Global existence and smoothness for solutions of viscous Burgers equation. (2) The unbounded case: a characteristic flow study

TL;DR

This paper proves the global existence and smoothness of solutions to the viscous Burgers equation with unbounded initial data, using characteristic flow estimates and probabilistic methods.

Contribution

It extends known results by establishing global smooth solutions for unbounded initial conditions using a characteristic flow approach and probabilistic estimates.

Findings

Global smooth solutions exist for initial data growing slower than linearly at infinity.

The proof employs Feynman-Kac representation and Schauder estimates.

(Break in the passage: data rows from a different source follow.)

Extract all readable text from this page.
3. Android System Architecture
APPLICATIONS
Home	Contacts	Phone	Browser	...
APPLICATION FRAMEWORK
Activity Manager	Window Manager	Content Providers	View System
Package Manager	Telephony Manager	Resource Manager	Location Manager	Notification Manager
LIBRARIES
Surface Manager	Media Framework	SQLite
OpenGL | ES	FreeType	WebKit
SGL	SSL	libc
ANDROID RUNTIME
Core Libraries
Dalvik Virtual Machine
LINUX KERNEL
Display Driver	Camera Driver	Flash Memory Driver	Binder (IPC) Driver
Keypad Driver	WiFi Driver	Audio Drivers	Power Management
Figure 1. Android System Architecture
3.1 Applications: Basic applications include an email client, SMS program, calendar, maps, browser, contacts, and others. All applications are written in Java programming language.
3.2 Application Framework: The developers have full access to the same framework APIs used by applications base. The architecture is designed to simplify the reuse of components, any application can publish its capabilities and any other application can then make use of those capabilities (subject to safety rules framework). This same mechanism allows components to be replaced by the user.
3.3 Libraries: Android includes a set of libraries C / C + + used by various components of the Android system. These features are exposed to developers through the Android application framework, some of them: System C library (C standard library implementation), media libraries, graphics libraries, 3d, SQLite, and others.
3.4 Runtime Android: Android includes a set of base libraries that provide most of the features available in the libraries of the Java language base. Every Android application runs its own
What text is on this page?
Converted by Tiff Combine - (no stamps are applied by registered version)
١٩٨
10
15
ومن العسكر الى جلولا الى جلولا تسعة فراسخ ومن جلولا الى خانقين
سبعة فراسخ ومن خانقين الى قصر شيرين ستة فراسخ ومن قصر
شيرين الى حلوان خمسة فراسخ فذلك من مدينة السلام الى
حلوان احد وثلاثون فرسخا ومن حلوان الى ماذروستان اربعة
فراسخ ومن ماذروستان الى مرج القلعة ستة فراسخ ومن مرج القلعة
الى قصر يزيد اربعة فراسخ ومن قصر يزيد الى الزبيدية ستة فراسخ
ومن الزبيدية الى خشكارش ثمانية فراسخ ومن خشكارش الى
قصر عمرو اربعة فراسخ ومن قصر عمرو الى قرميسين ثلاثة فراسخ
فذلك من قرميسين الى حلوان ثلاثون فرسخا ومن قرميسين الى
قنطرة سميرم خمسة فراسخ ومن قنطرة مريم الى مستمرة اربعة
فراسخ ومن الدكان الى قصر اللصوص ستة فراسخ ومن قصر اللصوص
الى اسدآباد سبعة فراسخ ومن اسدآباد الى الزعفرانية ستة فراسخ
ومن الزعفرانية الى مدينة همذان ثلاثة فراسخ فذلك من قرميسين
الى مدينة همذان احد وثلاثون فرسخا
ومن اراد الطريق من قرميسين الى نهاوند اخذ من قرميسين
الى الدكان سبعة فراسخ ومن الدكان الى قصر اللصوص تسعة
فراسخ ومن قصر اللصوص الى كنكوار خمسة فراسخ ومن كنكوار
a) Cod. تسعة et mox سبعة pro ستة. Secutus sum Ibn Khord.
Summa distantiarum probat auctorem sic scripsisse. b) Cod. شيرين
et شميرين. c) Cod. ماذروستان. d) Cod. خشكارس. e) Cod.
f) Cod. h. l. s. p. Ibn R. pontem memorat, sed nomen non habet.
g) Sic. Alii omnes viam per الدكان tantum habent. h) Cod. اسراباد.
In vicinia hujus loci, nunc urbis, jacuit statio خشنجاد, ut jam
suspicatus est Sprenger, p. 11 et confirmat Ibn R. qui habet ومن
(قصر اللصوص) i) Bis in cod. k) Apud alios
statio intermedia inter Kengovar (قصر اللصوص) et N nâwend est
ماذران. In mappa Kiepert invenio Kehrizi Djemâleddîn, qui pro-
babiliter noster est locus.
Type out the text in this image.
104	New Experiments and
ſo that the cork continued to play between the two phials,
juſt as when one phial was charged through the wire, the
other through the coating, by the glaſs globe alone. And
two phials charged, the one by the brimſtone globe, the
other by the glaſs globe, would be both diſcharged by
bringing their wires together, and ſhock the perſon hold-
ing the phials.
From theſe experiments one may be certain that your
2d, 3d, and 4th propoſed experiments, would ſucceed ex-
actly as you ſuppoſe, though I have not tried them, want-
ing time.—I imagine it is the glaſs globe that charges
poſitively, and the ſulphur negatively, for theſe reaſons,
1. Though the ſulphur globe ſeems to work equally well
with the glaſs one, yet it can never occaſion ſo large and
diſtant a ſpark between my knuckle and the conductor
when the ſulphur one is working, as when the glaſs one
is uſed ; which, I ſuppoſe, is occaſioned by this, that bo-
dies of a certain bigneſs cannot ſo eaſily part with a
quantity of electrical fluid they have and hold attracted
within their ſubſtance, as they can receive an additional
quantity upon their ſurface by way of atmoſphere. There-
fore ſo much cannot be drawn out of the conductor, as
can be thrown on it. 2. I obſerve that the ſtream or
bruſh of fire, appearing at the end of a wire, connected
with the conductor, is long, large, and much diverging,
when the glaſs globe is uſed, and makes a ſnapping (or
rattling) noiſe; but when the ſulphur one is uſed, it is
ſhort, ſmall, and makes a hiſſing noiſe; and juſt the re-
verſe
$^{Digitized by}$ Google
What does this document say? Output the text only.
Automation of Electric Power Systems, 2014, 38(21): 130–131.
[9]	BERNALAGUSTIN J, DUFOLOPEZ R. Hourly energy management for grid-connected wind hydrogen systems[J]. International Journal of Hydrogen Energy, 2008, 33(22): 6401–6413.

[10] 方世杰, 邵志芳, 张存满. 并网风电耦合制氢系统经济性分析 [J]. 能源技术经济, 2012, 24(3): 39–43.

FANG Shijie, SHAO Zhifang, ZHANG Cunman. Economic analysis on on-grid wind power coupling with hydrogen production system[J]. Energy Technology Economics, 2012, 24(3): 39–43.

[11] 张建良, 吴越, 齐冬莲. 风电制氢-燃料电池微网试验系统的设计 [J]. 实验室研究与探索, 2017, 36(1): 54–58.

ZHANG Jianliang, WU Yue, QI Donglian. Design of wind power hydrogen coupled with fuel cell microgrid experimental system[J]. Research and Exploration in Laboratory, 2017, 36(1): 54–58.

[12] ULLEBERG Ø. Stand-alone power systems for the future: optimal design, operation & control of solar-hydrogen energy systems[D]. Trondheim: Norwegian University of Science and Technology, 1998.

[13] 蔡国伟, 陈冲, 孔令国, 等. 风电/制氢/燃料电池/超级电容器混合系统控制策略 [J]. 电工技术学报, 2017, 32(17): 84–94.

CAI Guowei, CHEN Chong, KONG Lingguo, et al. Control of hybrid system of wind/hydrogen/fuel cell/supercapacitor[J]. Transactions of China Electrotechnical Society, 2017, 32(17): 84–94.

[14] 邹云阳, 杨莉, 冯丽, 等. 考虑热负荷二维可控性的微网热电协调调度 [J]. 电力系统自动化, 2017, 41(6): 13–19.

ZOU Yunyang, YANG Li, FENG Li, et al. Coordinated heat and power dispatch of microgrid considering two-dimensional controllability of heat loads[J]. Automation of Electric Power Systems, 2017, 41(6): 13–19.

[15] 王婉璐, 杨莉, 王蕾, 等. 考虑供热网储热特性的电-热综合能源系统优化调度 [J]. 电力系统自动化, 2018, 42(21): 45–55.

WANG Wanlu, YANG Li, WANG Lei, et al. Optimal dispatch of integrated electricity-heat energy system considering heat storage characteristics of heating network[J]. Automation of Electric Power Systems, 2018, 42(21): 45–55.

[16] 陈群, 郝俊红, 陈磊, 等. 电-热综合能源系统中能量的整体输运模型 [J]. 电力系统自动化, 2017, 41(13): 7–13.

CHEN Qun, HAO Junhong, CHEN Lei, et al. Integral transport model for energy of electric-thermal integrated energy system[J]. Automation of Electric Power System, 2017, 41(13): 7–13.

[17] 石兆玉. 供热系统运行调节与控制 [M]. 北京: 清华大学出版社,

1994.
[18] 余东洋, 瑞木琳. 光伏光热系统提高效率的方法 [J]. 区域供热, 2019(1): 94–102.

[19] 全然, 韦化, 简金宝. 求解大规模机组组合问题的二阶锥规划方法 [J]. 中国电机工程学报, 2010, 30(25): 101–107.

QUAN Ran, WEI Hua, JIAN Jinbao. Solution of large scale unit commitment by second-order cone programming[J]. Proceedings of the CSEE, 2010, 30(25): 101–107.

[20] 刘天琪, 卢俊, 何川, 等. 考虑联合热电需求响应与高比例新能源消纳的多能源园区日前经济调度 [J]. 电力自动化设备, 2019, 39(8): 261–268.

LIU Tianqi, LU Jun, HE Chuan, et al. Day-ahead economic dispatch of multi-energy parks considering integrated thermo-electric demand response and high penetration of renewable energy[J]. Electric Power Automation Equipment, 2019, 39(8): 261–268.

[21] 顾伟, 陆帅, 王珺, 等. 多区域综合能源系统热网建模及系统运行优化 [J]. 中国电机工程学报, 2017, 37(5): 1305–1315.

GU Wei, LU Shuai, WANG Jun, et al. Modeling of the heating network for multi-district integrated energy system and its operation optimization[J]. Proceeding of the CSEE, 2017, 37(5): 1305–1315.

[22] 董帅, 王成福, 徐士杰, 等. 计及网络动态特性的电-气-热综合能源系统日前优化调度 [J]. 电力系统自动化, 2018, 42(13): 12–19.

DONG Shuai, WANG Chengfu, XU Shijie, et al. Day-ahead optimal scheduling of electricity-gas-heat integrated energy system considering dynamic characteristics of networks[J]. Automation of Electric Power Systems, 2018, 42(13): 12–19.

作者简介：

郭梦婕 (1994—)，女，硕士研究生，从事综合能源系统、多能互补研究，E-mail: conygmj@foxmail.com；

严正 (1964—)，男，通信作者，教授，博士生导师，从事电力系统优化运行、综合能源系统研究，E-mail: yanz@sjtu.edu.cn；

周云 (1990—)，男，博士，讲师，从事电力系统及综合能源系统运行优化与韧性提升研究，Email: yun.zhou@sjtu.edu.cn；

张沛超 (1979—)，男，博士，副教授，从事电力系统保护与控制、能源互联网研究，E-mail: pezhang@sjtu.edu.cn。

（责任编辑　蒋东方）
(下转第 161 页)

The results apply to certain large initial conditions with stable characteristic flows.

Abstract

We show that the homogeneous viscous Burgers equation $(\partial_t-\eta\Delta) u(t,x)+(u\cdot\nabla)u(t,x)=0,\ (t,x)\in{\mathbb{R}}_+\times{\mathbb{R}}^d$ $(d\ge 1, \eta>0)$ has a globally defined smooth solution if the initial condition $u_0$ is a smooth function growing like $o(|x|)$ at infinity. The proof relies mostly on estimates of the random characteristic flow defined by a Feynman-Kac representation of the solution. Viscosity independent a priori bounds for the solution are derived from these. The regularity of the solution is then proved for fixed $\eta>0$ using Schauder estimates. The result extends with few modifications to initial conditions growing abnormally large in regions with small relative volume, separated by well-behaved bulk regions, provided these are stable under the characteristic flow with high probability. We provide a large family of examples for which this loose criterion may be verified by hand.